Since his death, many of Jerry's fans and comics who'd worked with him have sent their condolences and memories, which Ben said has been a great indicator of how special his father was.
"There's a lot of people who have reached out, which has been really nice. I mean, just to feel how much he touched people, how much enjoyment he gave people, because I know that he would have felt good about all this," Ben said. "If you'd ask him, like, 'Do you care about all of, like, the show business aspect of things?' He really did, but he'd always say, 'But what I really care about is my kids and my kids being happy.'"
Ben said his father "came to everything" he did when he was starting out in acting, and that he was a "very, very supportive dad." He was also, according to a few of the hilarious anecdotes Ben told about his dad, a person who wouldn't hold back his true feelings.
"He came to Ella, my daughter's, fourth grade play, they were doing Legend of Sleepy Hollow, and he came to see it at school, and afterwards I said, 'Dad, what'd you think?' And he said, 'I didn't care for it, didn't care for it,'" Ben recalled with a laugh. "I said, 'Dad, what are you talking about?' And he goes, 'Ella was amazing. Ella had the commitment and she was shining up there, but I didn't feel like the rest of the kids were up to it."
"And he wasn't kidding!" Ben continued. "My mom was like, "Jerry, what the hell are you talking about? It's a fourth grade play!' And he goes, 'I just didn't feel it.' And it was so funny because it really bothered him!"
That being said, Ben explained how he was a very loving father, even when he was a bit out of his depth in terms of the the advice he could give.
"When I was 16 years old, I had a friend, and, you know, we experimented and tried LSD, which was the first and last time I took it. It was not a fun experience for me," Ben recalled. "I got freaked out, scared, and my first instinct was, 'I'm going to call my parents.' Because every kid calls his parents on LSD, right?"
"But I guess maybe that speaks to our relationship too, because I felt like, 'Okay, that's where I wanted to go.' And they happened to be in Los Angeles, shooting a Love Boat episode," Ben continued. "And my parents were not really into the drug world, I'd say… So I called and I said, 'Dad, I took some acid.' And I think his first thought was acid, like I drank battery acid."

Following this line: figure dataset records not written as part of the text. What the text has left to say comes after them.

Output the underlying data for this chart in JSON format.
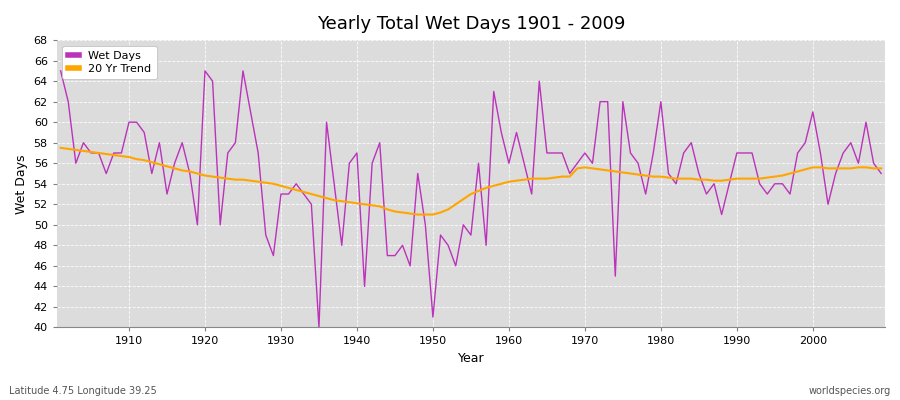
{
  "title": "Yearly Total Wet Days 1901 - 2009",
  "xlabel": "Year",
  "ylabel": "Wet Days",
  "lat_lon_label": "Latitude 4.75 Longitude 39.25",
  "watermark": "worldspecies.org",
  "ylim": [
    40,
    68
  ],
  "xlim": [
    1901,
    2009
  ],
  "wet_days_color": "#BB33BB",
  "trend_color": "#FFA500",
  "background_color": "#DCDCDC",
  "years": [
    1901,
    1902,
    1903,
    1904,
    1905,
    1906,
    1907,
    1908,
    1909,
    1910,
    1911,
    1912,
    1913,
    1914,
    1915,
    1916,
    1917,
    1918,
    1919,
    1920,
    1921,
    1922,
    1923,
    1924,
    1925,
    1926,
    1927,
    1928,
    1929,
    1930,
    1931,
    1932,
    1933,
    1934,
    1935,
    1936,
    1937,
    1938,
    1939,
    1940,
    1941,
    1942,
    1943,
    1944,
    1945,
    1946,
    1947,
    1948,
    1949,
    1950,
    1951,
    1952,
    1953,
    1954,
    1955,
    1956,
    1957,
    1958,
    1959,
    1960,
    1961,
    1962,
    1963,
    1964,
    1965,
    1966,
    1967,
    1968,
    1969,
    1970,
    1971,
    1972,
    1973,
    1974,
    1975,
    1976,
    1977,
    1978,
    1979,
    1980,
    1981,
    1982,
    1983,
    1984,
    1985,
    1986,
    1987,
    1988,
    1989,
    1990,
    1991,
    1992,
    1993,
    1994,
    1995,
    1996,
    1997,
    1998,
    1999,
    2000,
    2001,
    2002,
    2003,
    2004,
    2005,
    2006,
    2007,
    2008,
    2009
  ],
  "wet_days": [
    65,
    62,
    56,
    58,
    57,
    57,
    55,
    57,
    57,
    60,
    60,
    59,
    55,
    58,
    53,
    56,
    58,
    55,
    50,
    65,
    64,
    50,
    57,
    58,
    65,
    61,
    57,
    49,
    47,
    53,
    53,
    54,
    53,
    52,
    40,
    60,
    54,
    48,
    56,
    57,
    44,
    56,
    58,
    47,
    47,
    48,
    46,
    55,
    50,
    41,
    49,
    48,
    46,
    50,
    49,
    56,
    48,
    63,
    59,
    56,
    59,
    56,
    53,
    64,
    57,
    57,
    57,
    55,
    56,
    57,
    56,
    62,
    62,
    45,
    62,
    57,
    56,
    53,
    57,
    62,
    55,
    54,
    57,
    58,
    55,
    53,
    54,
    51,
    54,
    57,
    57,
    57,
    54,
    53,
    54,
    54,
    53,
    57,
    58,
    61,
    57,
    52,
    55,
    57,
    58,
    56,
    60,
    56,
    55
  ],
  "trend": [
    57.5,
    57.4,
    57.3,
    57.2,
    57.1,
    57.0,
    56.9,
    56.8,
    56.7,
    56.6,
    56.4,
    56.3,
    56.1,
    55.9,
    55.7,
    55.5,
    55.3,
    55.2,
    55.0,
    54.8,
    54.7,
    54.6,
    54.5,
    54.4,
    54.4,
    54.3,
    54.2,
    54.1,
    54.0,
    53.8,
    53.6,
    53.4,
    53.2,
    53.0,
    52.8,
    52.6,
    52.4,
    52.3,
    52.2,
    52.1,
    52.0,
    51.9,
    51.8,
    51.5,
    51.3,
    51.2,
    51.1,
    51.0,
    51.0,
    51.0,
    51.2,
    51.5,
    52.0,
    52.5,
    53.0,
    53.3,
    53.6,
    53.8,
    54.0,
    54.2,
    54.3,
    54.4,
    54.5,
    54.5,
    54.5,
    54.6,
    54.7,
    54.7,
    55.5,
    55.6,
    55.5,
    55.4,
    55.3,
    55.2,
    55.1,
    55.0,
    54.9,
    54.8,
    54.7,
    54.7,
    54.6,
    54.5,
    54.5,
    54.5,
    54.4,
    54.4,
    54.3,
    54.3,
    54.4,
    54.5,
    54.5,
    54.5,
    54.5,
    54.6,
    54.7,
    54.8,
    55.0,
    55.2,
    55.4,
    55.6,
    55.6,
    55.5,
    55.5,
    55.5,
    55.5,
    55.6,
    55.6,
    55.5,
    55.5
  ]
}
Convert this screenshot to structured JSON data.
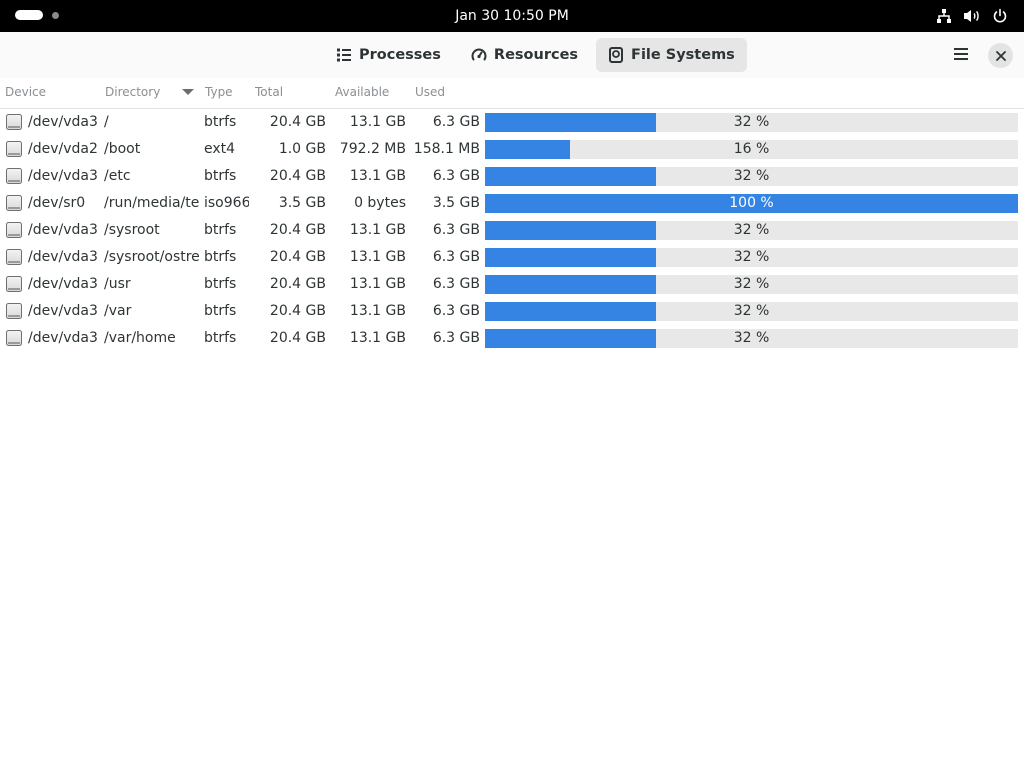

"I said, 'No, it was LSD.' And I could just sort of hear him, like, the silence on the other end of the phone, I think he had that feeling of, 'Oh, I've failed as a parent.' And then the next thing he said was, 'It's going to be okay,' and he started to talk me down, even though he knew nothing about drugs," Ben remembered. "He said, 'I know what you're feeling. When I was 10 years old, I smoked a Pall Mall cigarette and I was sick for two days.' And I said, 'No it's not - this is different.'"
After sharing some heartfelt memories, Ben explained that his " heart goes out to all those people" who have lost loved ones during this frightening time, and weren't able to be with them in the last days.
"I feel very fortunate that I was able to be with my dad, you know, it's not like that for so many people right now," he shared.
"The last week or two were tougher for him. But he went peacefully, and he had a sense of humor, for sure, until the end," Ben says. "I hesitate to call it a sense of humor. He was just funny, and so he was always himself. He was almost ninety-three, and I think his body was kind of at that point where it was time."